Rep. Pete Hoekstra, former chair of the House Intelligence Committee and candidate for governor in 2010, is outraged — outraged — that Nancy Pelosi would dare to accuse the CIA of giving less-than-comprehensive briefings or, worse yet, of lying to Congress. Those accusations, he said on CNN, are “outrageous.” And on Fox News he said, in essence, it’s one thing to criticize the CIA’s performance, but quite another to accuse them of lying. But as ThinkProgress points out, Hoekstra has accused the CIA of lying to Congress himself more than once.
Hoekstra’s repeated objections to Pelosi accusing the CIA of having lied to Congress is quite odd given the fact that he’s made nearly identical claims on multiple occasions. As Marcy Wheeler first noted, Hoekstra wrote a letter to President Bush in 2006 accusing the intelligence community of withholding information on their activities from Congress. “I have learned of some alleged Intelligence Community activities about which our committee has not been briefed,” Hoekstra wrote. He said that he believed the Bush administration’s failure to fully brief his committee could constitute “a violation of law“…

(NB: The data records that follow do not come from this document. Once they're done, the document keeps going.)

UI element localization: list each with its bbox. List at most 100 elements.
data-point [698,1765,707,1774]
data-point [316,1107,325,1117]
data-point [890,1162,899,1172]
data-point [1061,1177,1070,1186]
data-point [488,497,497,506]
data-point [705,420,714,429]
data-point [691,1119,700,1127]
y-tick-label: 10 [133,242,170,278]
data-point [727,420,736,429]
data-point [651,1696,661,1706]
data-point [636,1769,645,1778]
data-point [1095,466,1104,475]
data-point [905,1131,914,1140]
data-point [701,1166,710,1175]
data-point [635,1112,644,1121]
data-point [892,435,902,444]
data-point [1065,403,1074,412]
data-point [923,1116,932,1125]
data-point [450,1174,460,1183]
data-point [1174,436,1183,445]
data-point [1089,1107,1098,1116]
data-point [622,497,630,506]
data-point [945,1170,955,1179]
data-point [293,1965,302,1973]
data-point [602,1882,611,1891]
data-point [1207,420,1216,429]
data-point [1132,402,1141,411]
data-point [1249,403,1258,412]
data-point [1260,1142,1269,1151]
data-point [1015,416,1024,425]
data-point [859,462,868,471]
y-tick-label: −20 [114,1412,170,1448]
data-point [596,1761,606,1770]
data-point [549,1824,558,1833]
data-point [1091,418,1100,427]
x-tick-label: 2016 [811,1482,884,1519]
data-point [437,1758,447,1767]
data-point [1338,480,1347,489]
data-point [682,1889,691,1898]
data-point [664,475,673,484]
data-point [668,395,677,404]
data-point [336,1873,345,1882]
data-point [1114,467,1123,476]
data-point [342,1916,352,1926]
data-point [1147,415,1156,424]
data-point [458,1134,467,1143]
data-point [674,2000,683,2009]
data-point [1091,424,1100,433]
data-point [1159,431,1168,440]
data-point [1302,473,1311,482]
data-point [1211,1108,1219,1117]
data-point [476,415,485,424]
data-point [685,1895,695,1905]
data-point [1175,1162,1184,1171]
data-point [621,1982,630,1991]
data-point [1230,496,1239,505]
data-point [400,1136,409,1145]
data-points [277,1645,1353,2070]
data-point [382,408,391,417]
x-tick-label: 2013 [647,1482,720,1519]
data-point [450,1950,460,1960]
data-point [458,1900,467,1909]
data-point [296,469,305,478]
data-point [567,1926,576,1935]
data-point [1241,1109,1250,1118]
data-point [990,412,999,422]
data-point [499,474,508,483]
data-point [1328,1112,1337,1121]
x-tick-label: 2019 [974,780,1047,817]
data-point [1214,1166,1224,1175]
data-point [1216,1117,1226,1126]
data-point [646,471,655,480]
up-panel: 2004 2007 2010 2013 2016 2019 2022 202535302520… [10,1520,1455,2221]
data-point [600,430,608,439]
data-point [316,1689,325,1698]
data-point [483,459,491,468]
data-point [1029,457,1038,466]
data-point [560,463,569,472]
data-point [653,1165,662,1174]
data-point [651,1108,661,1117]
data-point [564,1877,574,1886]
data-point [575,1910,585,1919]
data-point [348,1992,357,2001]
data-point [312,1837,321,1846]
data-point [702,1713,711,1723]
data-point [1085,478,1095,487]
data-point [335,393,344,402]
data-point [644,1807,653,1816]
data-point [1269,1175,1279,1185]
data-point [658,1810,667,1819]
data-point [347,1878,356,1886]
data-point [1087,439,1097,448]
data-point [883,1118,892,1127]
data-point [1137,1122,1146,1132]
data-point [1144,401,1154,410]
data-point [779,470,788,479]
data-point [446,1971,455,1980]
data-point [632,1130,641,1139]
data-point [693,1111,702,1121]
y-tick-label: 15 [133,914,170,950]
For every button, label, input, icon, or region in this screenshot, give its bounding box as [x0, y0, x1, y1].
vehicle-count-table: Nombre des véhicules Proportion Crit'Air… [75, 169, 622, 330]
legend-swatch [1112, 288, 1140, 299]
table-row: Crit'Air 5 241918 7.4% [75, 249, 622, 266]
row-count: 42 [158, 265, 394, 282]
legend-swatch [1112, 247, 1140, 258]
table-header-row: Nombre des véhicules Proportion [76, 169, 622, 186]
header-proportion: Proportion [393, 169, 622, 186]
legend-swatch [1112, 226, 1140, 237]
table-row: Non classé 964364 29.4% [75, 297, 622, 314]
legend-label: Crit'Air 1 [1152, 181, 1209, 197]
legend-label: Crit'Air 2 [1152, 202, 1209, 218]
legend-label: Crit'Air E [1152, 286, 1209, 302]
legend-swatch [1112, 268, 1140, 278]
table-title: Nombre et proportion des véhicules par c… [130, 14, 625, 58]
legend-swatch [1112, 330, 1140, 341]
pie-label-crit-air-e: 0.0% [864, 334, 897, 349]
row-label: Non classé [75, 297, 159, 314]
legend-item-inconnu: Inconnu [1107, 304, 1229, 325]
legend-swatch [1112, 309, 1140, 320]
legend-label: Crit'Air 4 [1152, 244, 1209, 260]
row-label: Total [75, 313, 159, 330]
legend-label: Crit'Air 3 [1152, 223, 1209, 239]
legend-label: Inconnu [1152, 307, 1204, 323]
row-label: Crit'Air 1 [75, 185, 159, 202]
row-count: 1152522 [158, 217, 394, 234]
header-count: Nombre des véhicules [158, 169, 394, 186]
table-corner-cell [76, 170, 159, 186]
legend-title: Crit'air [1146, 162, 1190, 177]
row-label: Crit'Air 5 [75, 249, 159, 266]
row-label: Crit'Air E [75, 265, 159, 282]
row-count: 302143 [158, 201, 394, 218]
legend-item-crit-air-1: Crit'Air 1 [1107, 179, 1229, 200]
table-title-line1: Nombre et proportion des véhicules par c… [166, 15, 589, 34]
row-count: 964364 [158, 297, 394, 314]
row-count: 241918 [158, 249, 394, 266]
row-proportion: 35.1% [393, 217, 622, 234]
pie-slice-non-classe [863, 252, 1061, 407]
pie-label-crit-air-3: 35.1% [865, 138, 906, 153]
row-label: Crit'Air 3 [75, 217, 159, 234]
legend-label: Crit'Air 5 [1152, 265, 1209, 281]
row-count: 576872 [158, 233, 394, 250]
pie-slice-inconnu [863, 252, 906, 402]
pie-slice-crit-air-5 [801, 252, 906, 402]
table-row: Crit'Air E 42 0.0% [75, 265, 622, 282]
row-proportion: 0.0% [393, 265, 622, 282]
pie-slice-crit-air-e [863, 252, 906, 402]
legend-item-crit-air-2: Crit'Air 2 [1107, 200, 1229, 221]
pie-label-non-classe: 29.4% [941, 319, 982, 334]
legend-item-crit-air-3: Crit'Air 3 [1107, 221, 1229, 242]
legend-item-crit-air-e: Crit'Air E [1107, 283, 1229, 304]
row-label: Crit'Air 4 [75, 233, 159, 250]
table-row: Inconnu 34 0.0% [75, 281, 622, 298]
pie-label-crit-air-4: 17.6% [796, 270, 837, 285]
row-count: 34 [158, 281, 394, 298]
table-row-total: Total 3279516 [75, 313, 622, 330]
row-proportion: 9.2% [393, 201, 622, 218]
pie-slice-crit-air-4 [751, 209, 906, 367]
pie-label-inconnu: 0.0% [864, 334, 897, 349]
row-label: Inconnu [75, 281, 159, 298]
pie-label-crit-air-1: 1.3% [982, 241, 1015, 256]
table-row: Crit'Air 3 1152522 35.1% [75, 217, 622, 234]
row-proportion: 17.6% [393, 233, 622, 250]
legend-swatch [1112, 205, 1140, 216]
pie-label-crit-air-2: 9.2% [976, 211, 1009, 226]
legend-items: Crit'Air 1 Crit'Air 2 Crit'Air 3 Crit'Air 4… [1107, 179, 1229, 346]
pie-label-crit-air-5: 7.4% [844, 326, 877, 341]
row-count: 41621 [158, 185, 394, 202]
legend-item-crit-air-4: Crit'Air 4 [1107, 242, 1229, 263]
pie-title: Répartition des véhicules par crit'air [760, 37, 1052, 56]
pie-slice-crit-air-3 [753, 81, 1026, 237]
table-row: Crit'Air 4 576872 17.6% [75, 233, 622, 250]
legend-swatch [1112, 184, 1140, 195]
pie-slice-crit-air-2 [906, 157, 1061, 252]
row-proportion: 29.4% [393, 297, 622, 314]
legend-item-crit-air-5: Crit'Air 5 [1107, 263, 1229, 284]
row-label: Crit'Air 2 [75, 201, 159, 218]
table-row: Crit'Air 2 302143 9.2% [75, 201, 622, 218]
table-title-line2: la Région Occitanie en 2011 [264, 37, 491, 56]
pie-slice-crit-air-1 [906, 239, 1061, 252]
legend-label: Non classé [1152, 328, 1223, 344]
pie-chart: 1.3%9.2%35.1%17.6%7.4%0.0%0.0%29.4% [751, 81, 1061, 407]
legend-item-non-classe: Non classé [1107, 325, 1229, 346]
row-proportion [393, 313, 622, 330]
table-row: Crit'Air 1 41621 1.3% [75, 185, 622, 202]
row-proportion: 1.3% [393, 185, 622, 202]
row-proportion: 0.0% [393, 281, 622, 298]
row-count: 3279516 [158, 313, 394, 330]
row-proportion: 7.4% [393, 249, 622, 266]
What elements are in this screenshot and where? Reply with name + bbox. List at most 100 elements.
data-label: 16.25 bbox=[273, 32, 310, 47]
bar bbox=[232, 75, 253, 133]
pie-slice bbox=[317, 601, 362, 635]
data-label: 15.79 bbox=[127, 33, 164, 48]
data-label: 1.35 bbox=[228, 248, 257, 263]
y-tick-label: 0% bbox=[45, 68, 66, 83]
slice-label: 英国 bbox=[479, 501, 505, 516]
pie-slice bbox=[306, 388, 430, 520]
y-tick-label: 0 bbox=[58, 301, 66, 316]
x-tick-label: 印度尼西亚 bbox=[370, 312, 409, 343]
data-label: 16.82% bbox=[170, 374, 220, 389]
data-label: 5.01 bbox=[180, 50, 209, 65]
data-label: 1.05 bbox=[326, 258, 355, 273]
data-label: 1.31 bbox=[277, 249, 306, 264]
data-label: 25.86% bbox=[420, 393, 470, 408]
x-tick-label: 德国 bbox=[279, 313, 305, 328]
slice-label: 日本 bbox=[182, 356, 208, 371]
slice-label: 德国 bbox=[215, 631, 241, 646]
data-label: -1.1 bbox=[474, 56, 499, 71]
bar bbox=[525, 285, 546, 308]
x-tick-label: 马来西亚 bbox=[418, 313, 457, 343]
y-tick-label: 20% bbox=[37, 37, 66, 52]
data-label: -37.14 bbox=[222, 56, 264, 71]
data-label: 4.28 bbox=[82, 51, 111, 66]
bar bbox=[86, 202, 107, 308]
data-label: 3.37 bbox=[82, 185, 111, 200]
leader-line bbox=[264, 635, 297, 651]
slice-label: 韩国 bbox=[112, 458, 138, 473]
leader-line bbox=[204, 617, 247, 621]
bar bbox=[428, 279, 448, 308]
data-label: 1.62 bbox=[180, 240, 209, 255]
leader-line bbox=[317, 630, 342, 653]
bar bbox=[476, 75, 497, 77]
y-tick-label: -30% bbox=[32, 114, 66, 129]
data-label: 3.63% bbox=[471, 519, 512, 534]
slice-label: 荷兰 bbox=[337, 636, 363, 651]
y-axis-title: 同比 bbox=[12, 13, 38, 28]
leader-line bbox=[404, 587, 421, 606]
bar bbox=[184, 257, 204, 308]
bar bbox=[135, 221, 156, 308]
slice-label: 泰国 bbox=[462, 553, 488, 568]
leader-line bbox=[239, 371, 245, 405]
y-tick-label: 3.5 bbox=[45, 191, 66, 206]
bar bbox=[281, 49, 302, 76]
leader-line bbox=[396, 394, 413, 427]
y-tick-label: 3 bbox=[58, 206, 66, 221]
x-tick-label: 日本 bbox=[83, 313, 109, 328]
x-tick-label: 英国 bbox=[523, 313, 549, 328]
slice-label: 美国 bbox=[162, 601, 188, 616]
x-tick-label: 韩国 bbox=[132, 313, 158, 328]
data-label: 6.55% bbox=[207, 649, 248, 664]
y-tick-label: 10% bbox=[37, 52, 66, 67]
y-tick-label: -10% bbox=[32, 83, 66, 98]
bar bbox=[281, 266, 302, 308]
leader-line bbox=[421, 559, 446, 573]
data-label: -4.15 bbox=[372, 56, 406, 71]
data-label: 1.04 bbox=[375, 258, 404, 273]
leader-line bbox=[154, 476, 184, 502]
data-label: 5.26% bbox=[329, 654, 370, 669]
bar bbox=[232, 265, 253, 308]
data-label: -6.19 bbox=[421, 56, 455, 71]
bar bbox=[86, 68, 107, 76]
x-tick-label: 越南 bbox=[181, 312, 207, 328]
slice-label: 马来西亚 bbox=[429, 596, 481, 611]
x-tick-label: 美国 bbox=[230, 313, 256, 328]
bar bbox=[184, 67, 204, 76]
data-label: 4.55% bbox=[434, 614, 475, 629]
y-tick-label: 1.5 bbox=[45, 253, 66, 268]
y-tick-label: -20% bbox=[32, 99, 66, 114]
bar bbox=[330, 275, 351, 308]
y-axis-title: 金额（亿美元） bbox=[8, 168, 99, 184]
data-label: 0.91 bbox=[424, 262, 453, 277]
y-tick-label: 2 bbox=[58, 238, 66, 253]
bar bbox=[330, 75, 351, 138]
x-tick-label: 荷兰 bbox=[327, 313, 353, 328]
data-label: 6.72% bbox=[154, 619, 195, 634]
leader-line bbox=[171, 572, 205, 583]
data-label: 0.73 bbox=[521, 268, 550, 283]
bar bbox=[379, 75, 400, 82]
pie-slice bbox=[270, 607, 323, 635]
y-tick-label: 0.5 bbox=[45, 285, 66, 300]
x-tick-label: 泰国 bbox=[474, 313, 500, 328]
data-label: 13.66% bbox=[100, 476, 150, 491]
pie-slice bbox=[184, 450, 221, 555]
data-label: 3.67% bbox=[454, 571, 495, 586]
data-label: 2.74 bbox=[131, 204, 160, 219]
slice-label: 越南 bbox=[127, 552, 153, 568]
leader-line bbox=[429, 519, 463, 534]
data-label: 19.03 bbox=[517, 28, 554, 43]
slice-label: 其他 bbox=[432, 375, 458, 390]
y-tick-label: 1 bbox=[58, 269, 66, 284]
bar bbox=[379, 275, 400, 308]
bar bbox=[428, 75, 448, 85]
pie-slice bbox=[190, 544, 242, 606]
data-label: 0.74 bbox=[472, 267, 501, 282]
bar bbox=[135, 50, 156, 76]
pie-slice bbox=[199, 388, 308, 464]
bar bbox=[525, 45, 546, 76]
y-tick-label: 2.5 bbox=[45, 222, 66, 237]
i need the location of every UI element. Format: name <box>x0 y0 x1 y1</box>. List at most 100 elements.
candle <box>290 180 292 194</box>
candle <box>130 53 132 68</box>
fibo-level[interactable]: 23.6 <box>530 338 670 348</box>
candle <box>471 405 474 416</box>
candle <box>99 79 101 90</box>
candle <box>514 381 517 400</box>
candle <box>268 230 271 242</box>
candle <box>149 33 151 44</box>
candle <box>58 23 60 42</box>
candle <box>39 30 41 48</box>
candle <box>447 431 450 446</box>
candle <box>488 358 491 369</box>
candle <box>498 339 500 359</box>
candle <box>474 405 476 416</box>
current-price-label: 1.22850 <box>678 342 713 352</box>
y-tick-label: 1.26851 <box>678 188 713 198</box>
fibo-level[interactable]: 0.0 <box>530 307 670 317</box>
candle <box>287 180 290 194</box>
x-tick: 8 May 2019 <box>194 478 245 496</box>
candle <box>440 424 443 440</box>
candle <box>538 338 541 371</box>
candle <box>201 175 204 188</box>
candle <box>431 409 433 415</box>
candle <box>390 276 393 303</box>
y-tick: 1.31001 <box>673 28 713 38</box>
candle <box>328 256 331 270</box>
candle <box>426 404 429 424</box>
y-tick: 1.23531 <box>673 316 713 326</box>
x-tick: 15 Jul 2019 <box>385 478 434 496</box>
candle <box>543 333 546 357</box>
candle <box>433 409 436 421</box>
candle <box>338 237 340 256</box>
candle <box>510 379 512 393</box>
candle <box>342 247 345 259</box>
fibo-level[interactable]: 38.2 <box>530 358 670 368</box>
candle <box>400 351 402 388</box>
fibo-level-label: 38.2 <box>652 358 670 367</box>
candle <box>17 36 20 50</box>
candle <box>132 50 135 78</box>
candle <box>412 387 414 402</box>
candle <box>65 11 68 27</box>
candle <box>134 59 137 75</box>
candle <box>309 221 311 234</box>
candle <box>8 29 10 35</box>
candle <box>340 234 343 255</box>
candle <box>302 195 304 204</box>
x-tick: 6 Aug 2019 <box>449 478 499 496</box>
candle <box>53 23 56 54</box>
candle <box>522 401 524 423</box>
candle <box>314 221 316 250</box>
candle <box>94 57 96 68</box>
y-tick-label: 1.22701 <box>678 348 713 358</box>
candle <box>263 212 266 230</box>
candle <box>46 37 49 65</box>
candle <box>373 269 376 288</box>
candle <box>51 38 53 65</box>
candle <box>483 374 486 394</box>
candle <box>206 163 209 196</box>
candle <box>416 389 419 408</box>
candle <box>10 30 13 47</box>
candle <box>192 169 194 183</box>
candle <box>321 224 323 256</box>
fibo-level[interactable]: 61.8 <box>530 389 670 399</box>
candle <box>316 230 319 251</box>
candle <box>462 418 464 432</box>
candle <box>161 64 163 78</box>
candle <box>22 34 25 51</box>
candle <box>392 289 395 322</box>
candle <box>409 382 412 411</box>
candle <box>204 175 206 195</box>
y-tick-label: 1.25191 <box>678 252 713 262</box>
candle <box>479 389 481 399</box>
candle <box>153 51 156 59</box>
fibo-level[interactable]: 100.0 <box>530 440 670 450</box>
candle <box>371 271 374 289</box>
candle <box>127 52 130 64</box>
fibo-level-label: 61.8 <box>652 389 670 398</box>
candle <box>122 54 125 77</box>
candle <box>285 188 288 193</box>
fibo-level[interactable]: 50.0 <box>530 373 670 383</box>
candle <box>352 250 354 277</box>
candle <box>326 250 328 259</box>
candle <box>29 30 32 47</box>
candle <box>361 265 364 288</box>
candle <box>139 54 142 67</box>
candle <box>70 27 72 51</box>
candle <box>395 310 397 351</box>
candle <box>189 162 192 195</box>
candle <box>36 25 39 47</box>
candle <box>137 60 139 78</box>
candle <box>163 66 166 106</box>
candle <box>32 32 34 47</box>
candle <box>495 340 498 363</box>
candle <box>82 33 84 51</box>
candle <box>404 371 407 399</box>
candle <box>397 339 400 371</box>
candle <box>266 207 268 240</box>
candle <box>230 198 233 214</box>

Similarly, in 2007, Hoekstra described a closed-door briefing by representatives from the intelligence community (including CIA) on the National Intelligence Estimate of Iran’s nuclear capability, saying that the members “didn’t find [the briefers] forthcoming.” More recently, in November 2008, Hoekstra concluded that the CIA “may have been lying or concealing part of the truth” in testimony to Congress regarding a 2001 incident in which the CIA mistakenly killed an American citizen in Peru. “We cannot have an intelligence community that covers up what it does and then lies to Congress,” Hoekstra said of the incident.
In related news, the pot and the kettle have just boarded a plane for Vegas, where they plan to get married.